Bashicu matrix system

Bashicu matrix system (BMS) is an ordinal notation system invented by BashicuHyudora. It is a typical sequence system, with the sequences in question being two-dimensional arrays of natural numbers (i.e. sequences of columns, where columns are sequences of natural numbers and have the same length), and the expansion A[n] of an array A at a natural number n being defined in the following way:

- The parent of an entry x (a natural number in the array) is the last entry y before it in the same row, such that the entry directly above y (if it exists) is an ancestor of the entry above x, and y<x. The ancestors of an entry x are defined recursively as the parent of x and the ancestors of the parent of x.

- If A is empty, then A[n]=A for all natural numbers n. Otherwise let C be the last column of A, and let m₀ be maximal such that the m₀-th element of C has a parent if such an m₀ exists, otherwise m₀ is undefined. Let G and B₀ be arrays such that A=G+B₀+(C), where + is concatenation, and the first column in B₀ contains the parent of the m₀-th element of C if m₀ is defined, otherwise B₀ is empty.

- Say that an entry in B₀ "ascends" if it is in the first column of B₀ or has an ancestor in the first column of B₀. Define B₁,B₂,...,B_n as copies of B₀, but in each B_i, each ascending entry x is increased by i times the difference between the entry in C in the same row as x and the entry in the first column of B₀ in the same row as x.

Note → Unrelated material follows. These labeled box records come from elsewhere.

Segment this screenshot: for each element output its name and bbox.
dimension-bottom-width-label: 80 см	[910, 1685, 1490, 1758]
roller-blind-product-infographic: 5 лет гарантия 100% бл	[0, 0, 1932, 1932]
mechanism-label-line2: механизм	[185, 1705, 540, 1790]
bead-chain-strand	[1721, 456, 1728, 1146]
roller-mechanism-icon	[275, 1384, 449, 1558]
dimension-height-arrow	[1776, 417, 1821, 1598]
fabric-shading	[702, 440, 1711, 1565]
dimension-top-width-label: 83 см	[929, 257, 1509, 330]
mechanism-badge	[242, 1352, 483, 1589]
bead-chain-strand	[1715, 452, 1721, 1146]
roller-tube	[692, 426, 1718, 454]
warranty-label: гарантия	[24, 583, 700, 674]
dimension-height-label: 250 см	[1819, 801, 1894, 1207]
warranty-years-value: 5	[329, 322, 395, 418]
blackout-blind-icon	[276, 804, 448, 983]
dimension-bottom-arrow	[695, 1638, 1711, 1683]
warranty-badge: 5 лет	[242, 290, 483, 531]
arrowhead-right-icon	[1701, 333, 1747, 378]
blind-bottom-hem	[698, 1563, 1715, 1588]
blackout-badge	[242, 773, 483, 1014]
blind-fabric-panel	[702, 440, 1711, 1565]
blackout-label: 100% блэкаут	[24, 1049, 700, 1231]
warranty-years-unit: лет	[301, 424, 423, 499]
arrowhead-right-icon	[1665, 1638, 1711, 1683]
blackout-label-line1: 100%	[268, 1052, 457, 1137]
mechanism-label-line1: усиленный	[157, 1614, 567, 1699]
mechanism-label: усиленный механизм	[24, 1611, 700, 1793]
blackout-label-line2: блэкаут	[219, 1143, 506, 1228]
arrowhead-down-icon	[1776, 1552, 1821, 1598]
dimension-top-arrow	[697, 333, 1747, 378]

- A[n]=G+B₀+B₁+...+B_n, where + is again concatenation.

For a long time, the problem of finding a proof of its well-orderedness was a famous problem in apeirology, but now there is at least a claimed proof.^[1] The proof utilizes stability, so the problem of finding a self-contained proof that BMS is well-ordered remains open for now. A related open problem is the well-orderedness of Y sequence, which is similar enough to BMS (below the limit of BMS) that it can be considered an extension.